The following algorithm
Count the number of primitive operations (evaluating an expression, indexing into an array). What is the time complexity of this algorithm in big-O notation?
for all i = n down to 1 do
for all j = n down to i do
print A[i] A[j]
end for
end for
Answer:
| statement | # primitive operations |
|---|---|
| for all i = n down to 1 do | \( n+(n+1) \) |
| for all j = n down to i do | \( 3+5+\cdots+(2n+1) = n(n+2) \) |
| print A[i] A[j] | \( (1+2+\cdots+n)\cdot 2 = n(n+1) \) |
| end for | |
| end for |
This totals to \( 2n^2+5n+1 \), which is \( O(n^2) \)
Develop an algorithm to determine
if a character array of length n
encodes a palindrome —
that is, it reads the same forward and backward.
For example, racecar
is a palindrome.
Write the algorithm in pseudocode.
Analyse the time complexity of your algorithm.
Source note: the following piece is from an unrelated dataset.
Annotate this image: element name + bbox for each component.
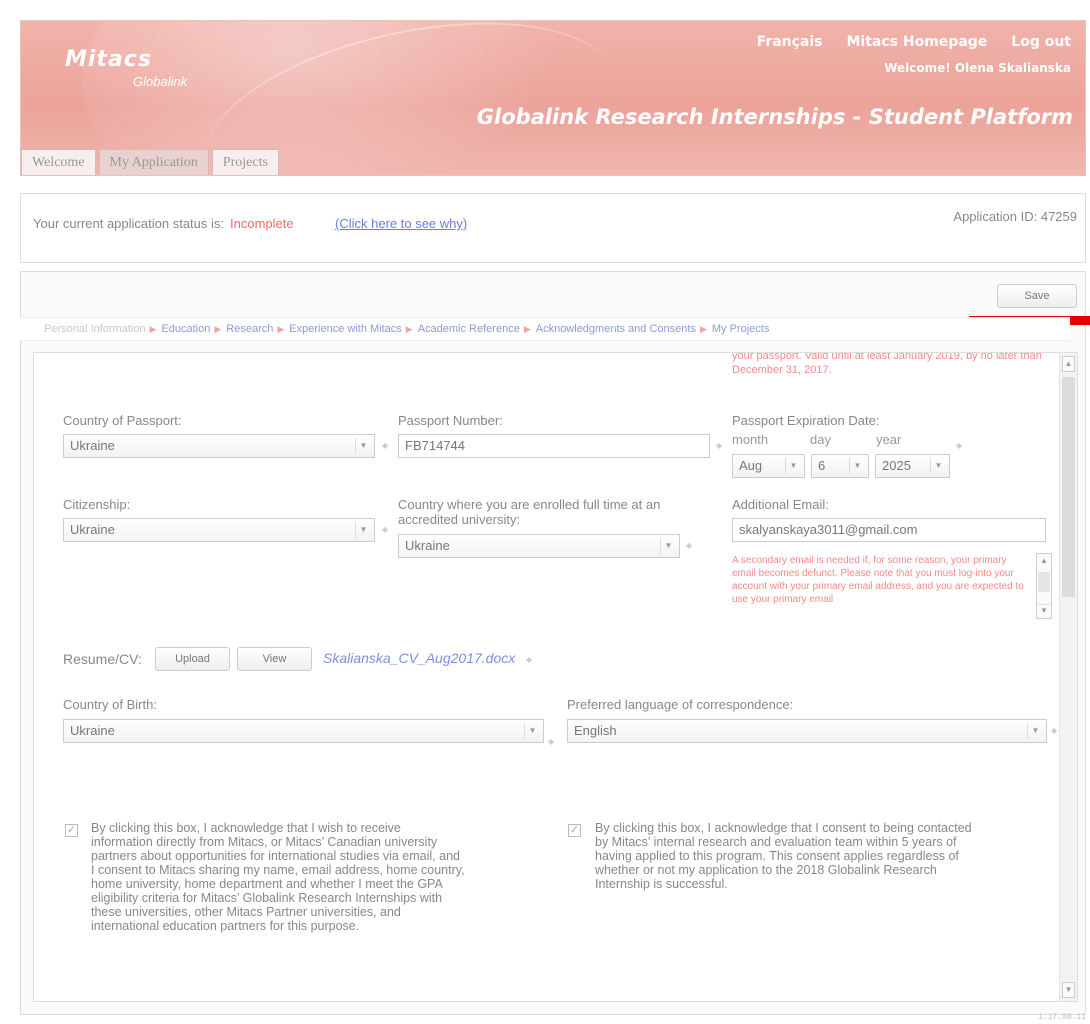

Implement your algorithm in C. Your program should accept a single command line argument, and check whether it is a palindrome. Examples of the program executing are
./palindrome racecar yes ./palindrome reviewer no
Hint:
You may use the standard library function strlen(3),
which has prototype size_t strlen(char *),
is defined in <string.h>,
and which computes the length of a string
(without counting its terminating '\0'-character).
Answer:
isPalindrome(A):
Input array A[0..n-1] of chars
Output true if A palindrome, false otherwise
i = 0; j = n-1
while i < j do
if A[i] ≠ A[j] then
return false
end if
i = i + 1; j = j - 1
end while
return true
Time complexity analysis: There are at most \( \lfloor n/2 \rfloor \) iterations of the loop, and the operations inside the loop are \( O(1) \). Hence, this algorithm takes \( O(n) \) time.